Tuesday 10 September 2019

Re: Should we be reverting iptables to iptables-legacy for eoan?

On Tue, 10 Sep 2019, Julian Andres Klode wrote:

> Hi folks,
>
> it turns out that lxd is broken by iptables now using the nft
> based stuff, because lxd is still using the legacy one from
> inside the snap.
>
> This provides a terrible experience because networking in lxd
> is not working at all once you enable ufw.

Is this because ufw uses whatever is on the system (ie, nft default) and
lxd is using whatever is in the snap (ie, historic iptables which with
iptables 1.8 translates to 'iptables-legacy') and this means that both
backends are in use, which results in a mixed view of things?

The man pages for iptables-nft/iptables-legacy don't call this out as a
problem, but README.Debian does:

NOTE: make sure you don't mix iptables-legacy and iptables-nft
rulesets in the same machine at the same time just for sanity and to
avoid unexpected behaviours in your network.

> I'd suggest we increase the priority of iptables-legacy for eoan,
> so that it is the default, and move the switch to xtables-nft-based
> one to next release.
>
> This will allow us to have working lxd networking, and gives
> the lxd team some breathing room.

This makes sense to me. Besides, there are still bugs trickling in where
the nft backend isn't acting fully compatibly anyway. However, it would
be nice to use the nft backend by default by 20.04, ie, at the opening
of the cycle.

That said, this is a very real immediate problem for snaps on 19.10+,
Buster+ and Ubuntu Core (CC'ing Samuele and Michael specifically) since
the only available bases are based on xenial and bionic and snaps can
only stage-packages from xenial and bionic, so snaps that plugs
'firewall-control' (or classic snaps) will by definition by far tend to
use 'legacy' (unless they build iptables from source). Even though the
system might have the nft backend enabled. Furthermore, the man page for
iptables-nft says that kernel >= 4.17 is required for the nft backend
(but ISTR issues in Debian with > 4.19) and its entirely possible
someone could be running a system with an older kernel with a newer user
space (eg, core20 snap with bionic kernel snap).

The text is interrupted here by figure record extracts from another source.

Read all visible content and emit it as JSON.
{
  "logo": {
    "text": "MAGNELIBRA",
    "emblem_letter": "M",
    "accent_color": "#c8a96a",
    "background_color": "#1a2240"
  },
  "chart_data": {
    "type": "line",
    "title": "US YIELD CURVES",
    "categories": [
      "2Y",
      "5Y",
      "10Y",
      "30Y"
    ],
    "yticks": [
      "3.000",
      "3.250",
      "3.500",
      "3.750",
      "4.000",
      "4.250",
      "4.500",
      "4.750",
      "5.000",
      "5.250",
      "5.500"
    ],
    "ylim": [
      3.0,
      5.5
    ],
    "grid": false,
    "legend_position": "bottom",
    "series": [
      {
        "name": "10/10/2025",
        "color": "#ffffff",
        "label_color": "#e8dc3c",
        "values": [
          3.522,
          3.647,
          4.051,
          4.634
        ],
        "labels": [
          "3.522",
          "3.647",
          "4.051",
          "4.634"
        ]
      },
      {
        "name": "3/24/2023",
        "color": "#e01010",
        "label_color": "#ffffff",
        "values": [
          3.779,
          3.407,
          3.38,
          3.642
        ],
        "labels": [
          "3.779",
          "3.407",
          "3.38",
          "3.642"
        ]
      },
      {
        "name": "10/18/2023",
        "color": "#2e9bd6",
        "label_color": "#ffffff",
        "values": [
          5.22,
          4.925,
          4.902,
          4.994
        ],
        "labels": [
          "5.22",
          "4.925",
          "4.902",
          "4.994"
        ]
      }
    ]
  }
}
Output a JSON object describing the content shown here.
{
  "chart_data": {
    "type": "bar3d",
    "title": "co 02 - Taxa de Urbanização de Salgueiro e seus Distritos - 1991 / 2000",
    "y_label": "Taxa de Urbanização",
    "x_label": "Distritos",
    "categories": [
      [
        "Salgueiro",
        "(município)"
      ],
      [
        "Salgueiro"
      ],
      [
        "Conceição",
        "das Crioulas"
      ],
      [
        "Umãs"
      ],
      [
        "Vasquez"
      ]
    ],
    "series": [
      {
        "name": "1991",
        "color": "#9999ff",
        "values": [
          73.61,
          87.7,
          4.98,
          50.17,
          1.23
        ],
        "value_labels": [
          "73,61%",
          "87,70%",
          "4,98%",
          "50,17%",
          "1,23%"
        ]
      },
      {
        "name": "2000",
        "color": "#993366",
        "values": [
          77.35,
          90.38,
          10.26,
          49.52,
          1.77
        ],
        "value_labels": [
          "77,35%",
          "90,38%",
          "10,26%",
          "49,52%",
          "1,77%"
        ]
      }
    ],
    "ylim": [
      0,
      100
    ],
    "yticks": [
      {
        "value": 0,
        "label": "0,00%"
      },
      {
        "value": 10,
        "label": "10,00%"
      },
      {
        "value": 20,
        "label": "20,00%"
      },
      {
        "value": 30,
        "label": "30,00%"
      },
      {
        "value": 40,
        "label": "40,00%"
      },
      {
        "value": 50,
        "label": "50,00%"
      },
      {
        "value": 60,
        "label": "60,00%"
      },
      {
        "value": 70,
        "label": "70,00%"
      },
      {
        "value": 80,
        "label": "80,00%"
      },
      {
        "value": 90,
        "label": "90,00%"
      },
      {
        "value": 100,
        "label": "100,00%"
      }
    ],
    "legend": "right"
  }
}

I'm not sure how to fix this. The only thing that seems reasonable is
for snaps to only be able to use the correct one that matches the
host/kernel. To pull that off snapd would need to examine the
capabilities and configuration of the running system then bind mount
iptables/etc from the host into runtime of the snap (the review-tools
could flag if snaps ship these binaries). Alternatively, an iptables
snapcraft part could be created that at runtime can interrogate whether
to use the nft or legacy backends (or snapd exposes which backend is in
use to the snap so it can decide).

I suspect that Michael and Samuele will want to move the snap-specific
parts of this discussion to the snapcraft forum, but +1 from me to
prefer 'legacy' for the time being in Ubuntu.